Euro crisis has expats seeing gold
By Nick Lewandowski - 11 November 2011
Investors’ opinion of the euro is bouncing between pessimistic and apocalyptic, depending on the newsflow at any given time. It’s pretty clear expats in euro countries should diversify out of euro holdings, particularly in Greece and Italy.
Unfortunately there are precious few good bets remaining. Stocks have been in general retreat since the spring and “haven” bond yields are hovering near record lows. This has investors the world over looking to gold as the investment to end all investments.
This dovetails with preliminary results from Just Landed and Lloyds’ Expat Banking Poll, which found 23% of expats would prefer investing in gold to land in a growing economy or a diversified portfolio. Granted, land remains the most popular choice (by a single point), but given events in the eurzone you have to wonder how many economies will be growing a few months from now.
After all, the growth forecast for EU economies was recently trimmed to a mere 0.5% for 2012, rising only to 1.5% the year after.
On top of that, safe bets for growth in emerging markets, like China and India, aren’t exactly the easiest places for a property investor to get his foot in the door. There are other risks associated with China in particular–not least of which are an over-leveraged public sector and weak domestic demand. Another recession in the West would deal a serious blow to Chinese growth.
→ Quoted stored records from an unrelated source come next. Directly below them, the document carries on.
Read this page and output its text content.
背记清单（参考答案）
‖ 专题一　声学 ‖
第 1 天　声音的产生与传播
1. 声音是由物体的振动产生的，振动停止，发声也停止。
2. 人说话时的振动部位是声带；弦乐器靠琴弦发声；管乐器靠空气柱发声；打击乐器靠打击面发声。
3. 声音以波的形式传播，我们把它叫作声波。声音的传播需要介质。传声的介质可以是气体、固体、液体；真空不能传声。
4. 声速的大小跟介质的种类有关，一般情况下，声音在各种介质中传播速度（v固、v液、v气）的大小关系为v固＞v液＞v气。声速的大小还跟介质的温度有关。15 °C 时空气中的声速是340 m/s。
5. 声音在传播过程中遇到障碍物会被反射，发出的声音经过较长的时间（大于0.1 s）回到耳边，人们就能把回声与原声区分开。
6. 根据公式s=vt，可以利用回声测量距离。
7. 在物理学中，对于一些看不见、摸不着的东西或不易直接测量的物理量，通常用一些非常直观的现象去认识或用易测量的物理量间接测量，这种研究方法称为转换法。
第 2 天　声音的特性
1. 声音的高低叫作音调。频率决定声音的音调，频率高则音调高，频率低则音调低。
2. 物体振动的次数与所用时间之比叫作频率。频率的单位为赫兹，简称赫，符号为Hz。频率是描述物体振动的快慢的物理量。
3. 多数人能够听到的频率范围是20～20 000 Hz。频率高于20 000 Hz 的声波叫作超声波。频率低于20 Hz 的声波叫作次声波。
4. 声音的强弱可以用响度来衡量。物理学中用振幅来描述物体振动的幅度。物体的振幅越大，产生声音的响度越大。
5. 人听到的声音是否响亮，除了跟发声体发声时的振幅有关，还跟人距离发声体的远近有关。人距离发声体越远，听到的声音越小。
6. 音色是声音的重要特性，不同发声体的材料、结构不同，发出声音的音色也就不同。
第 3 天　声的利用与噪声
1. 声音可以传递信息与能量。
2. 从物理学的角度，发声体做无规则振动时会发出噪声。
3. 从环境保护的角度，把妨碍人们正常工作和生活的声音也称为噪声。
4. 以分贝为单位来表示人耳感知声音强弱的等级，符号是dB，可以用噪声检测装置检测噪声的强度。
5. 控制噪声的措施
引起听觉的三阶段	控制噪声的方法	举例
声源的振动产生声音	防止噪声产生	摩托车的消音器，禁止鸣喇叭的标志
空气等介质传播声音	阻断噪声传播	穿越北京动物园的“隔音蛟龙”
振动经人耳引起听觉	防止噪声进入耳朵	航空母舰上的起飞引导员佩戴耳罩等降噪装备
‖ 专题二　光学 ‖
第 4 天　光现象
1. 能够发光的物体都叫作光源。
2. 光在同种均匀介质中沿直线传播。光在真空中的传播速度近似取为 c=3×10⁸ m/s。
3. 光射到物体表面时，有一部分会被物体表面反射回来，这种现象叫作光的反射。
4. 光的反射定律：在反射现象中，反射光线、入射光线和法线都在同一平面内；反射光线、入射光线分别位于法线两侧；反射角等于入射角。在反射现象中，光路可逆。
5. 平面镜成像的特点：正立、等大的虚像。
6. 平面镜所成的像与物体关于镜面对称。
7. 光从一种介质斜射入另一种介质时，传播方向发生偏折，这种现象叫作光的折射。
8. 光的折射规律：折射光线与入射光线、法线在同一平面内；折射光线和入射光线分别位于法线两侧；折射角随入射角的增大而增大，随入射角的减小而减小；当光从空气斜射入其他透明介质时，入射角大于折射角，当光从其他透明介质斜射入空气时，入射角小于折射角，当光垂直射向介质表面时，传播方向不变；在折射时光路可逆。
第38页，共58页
And there is yet another issue expats need to consider when thinking about land. That’s the potential for inflation. If countries like Greece and Italy leave the eurozone, they will almost certainly print money to ease their debt burdens. This is a problem for expat investors in particular, who may be counting on income in a weak currency to prepare for the future in a stronger one. Inflation is also usually higher in emerging markets.
So we end up back at gold–the classic hedge against inflation.
There’s no doubt gold has earned a place in every expat’s portfolio (provided he can afford it!). But as always, we would caution any investor against putting all her eggs in one basket. In particular, we encourage expats to consider diversifying across currencies, a topic we’ll explore further in a future post.